A few old personal papers and a couple of pathetic popular novels. They could all go straight in the bin.
Then there was his cash. The three thousand balles remaining from his final wage packet in 1959. That wouldn’t be worth much now! But there was also around thirty-five thousand left over from Luc’s advance. The police had never been able to prove it wasn’t his life savings, as he had claimed, so it was still here, and it was still his. That made about three hundred and eighty New Francs altogether. Should be enough for several weeks’ living expenses, if he was careful.
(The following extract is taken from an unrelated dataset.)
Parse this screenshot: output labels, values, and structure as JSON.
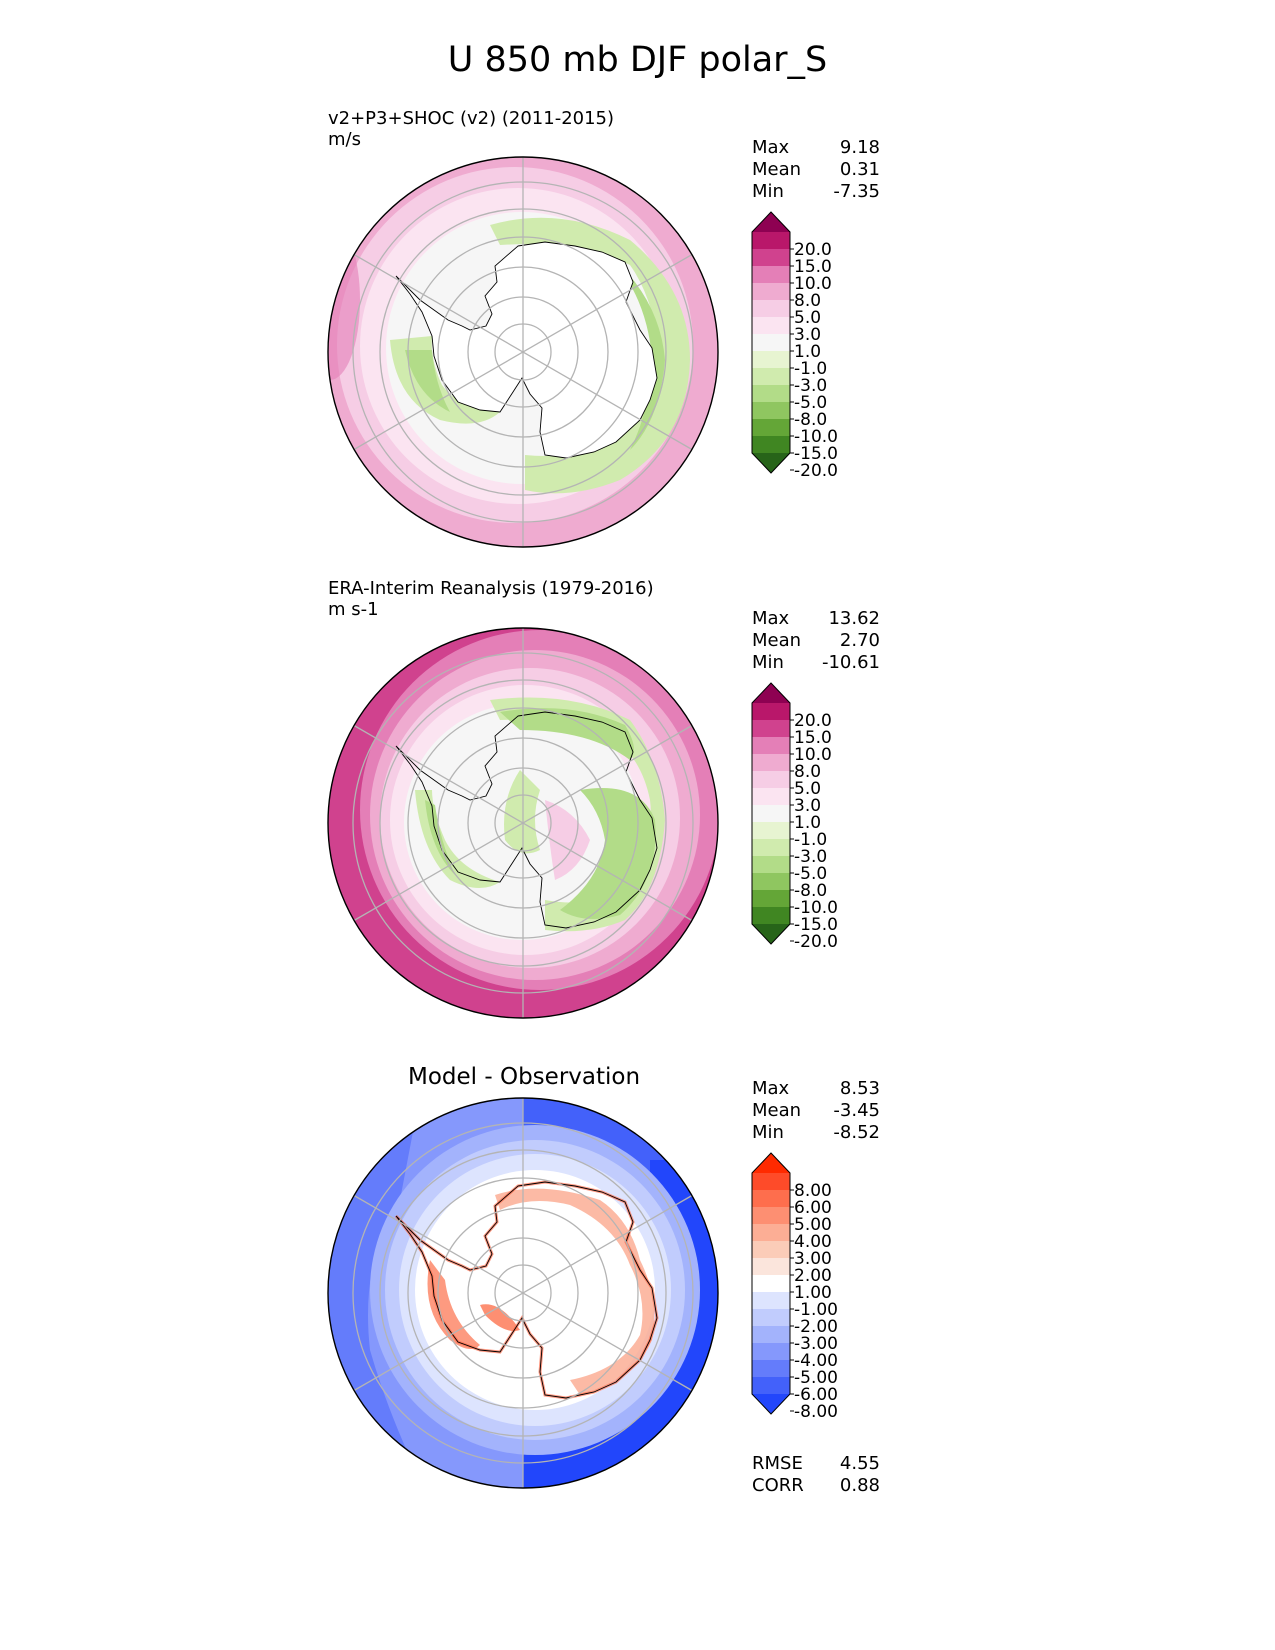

And the key-ring with the Jaguar motif. Empty now. His apartment key had no doubt been returned to the landlord. And old man Soron would have demanded back the spare key to his garage. Of course the police would then have searched the place at once, presuming that Narone could have hidden the bag of cash there if he had actually run off with it. Hopefully no-one had ever found his “own” second wad of notes under the big old tool bench. He could soon be needing that too.
It was very thoughtful of the police not to have included the open bottle of milk and the lump of cheese he would have had for breakfast that morning.
That was all that remained of his old life. And then there was the stuff he had amassed over the past six years and handed over to the warder for packing last night. Amassed? That was a very big word for a small pile of research notes and draft texts, a few items of correspondence with low-grade publishers, and his occasional diary. But they were all important. Even if he never worked with them again, they represented his stepping stones to a proper future life.
There was no personal correspondence from his years in prison, because there had never been any.
He shrugged his shoulders and stored everything away in a single drawer. Then he changed into the blue shirt and the over-tight jeans, and went to look in the bathroom mirror as he combed his hair. His signature Elvis Presley wave and the short tidiness of the back and the sides already felt strangely wrong.